The DPDP Act Rules of 2025 established severe penalties—ranging up to ₹250 crore—for the failure to protect personal data or adhere to purpose limitations. Furthermore, Rule 8 mandates the strict erasure of personal data once the specified purpose is fulfilled, requiring deletion if the individual has not interacted with the service for a specified period, and mandating a 48-hour warning prior to erasure. Storing twelve months of a user’s transactional data post-underwriting represents an unacceptable regulatory and cybersecurity risk profile.

The system addresses this through a “Zero-Retention” Ephemeral Data Vault architecture.

  • Memory-Bound Processing: Raw bank statements fetched from the FIP are never written to persistent disk storage (e.g., Amazon S3 buckets or PostgreSQL tables). They reside entirely in transient, encrypted memory during the Flink processing phase, isolated via strict network access controls and Zero Trust boundaries.
  • Cryptographic Tokenization: Any Personally Identifiable Information (PII) required for regulatory matching (e.g., account numbers, PAN) is tokenized at the gateway level using a Hardware Security Module (HSM) cluster before entering the analytical pipeline. The HSM layer generates and protects root keys, orchestrating key lifecycle management and automated rotation.
  • Automated Erasure Hooks: The exact millisecond the Flink underwriting engine outputs a binary decision (Approved/Declined) and a calculated credit limit, an automated hook triggers the immediate purging of the raw transactional stream from memory.
  • Immutable Compliance Logging: To satisfy audit requirements under the RBI Digital Lending Directions 2025, the system retains only the derived, non-PII variables (e.g., “Average Monthly Cash Flow = ₹5,00,000”, “Bounce Rate = 0.5%”), the decision logic hash, and the cryptographic proof of data deletion. This ensures compliance with DPDP Rule 8 while maintaining the continuous auditability required by the RBI.

4. Automated FLDG and CIMS Reporting

Under the RBI’s updated digital lending framework, Regulated Entities (REs) are mandated to report all Digital Lending Apps (DLAs) to the Centralised Information Management System (CIMS) portal. Furthermore, strict parameters govern Default Loss Guarantee (DLG/FLDG) arrangements, which are strictly capped at a maximum 5% portfolio exposure to ensure lenders maintain adequate “skin in the game”.

The architecture integrates a dedicated Element-Based Reporting (EBR) microservice that subscribes to the final underwriting decision topic. For every originated loan, this service updates the FLDG ledger in real-time, ensuring that portfolio limits are programmatically enforced before the loan is formally sanctioned. If a new loan pushes the RE-LSP (Lending Service Provider) partnership past the 5% DLG cap, the system invokes an automated circuit breaker, degrading gracefully by routing the loan request to a secondary RE partner within the multi-lender LSP framework.

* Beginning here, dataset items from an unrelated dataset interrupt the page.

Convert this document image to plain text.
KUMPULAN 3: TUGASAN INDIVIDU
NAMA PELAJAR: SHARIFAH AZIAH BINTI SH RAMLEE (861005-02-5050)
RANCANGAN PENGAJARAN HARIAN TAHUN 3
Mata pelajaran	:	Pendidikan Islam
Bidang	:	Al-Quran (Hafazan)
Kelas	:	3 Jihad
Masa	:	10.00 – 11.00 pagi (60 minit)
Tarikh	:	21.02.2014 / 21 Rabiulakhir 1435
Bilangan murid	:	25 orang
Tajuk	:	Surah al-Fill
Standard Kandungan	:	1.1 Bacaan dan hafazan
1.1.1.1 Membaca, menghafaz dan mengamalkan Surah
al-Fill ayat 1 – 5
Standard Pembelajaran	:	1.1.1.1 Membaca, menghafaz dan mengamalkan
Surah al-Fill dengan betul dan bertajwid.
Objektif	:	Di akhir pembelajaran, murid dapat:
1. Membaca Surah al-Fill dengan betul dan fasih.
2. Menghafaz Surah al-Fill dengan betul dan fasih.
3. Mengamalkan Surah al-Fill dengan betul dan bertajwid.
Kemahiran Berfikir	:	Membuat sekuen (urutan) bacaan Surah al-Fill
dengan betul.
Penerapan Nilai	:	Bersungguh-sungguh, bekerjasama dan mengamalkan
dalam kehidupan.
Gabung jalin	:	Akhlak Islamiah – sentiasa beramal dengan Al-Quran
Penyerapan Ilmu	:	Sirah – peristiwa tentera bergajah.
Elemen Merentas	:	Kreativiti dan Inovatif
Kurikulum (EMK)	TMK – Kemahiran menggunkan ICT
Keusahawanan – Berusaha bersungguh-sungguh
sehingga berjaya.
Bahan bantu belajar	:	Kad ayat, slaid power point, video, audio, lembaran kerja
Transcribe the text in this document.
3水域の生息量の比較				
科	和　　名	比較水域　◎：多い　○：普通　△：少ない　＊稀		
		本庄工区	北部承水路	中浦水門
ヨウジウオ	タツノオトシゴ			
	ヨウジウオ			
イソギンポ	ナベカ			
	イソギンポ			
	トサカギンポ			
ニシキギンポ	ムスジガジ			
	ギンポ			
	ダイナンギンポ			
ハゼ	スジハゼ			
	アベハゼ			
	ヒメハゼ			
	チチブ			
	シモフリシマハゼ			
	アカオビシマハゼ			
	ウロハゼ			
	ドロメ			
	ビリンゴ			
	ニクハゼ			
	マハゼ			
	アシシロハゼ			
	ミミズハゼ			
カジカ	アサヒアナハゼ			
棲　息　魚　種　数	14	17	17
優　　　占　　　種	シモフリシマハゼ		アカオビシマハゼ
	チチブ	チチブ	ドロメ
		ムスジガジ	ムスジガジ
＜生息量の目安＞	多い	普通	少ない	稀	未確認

This microservice translates the origination data into the specific extensible Business Reporting Language (XBRL) taxonomy required by the RBI and automatically transmits the required KFS (Key Fact Statement) and digitally signed contracts to the borrower via an asynchronous SMS/Email worker, satisfying Clause 8 of the 2025 Directions.

By decoupling data ingestion from persistent storage and leveraging high-throughput streaming analytics, the proposed architecture satisfies the rigorous demands of the 2026 financial ecosystem. It replaces the cognitive load and multi-day latency of traditional loan applications with an instant, DPDP-compliant engine capable of deploying capital securely via UPI in under three seconds.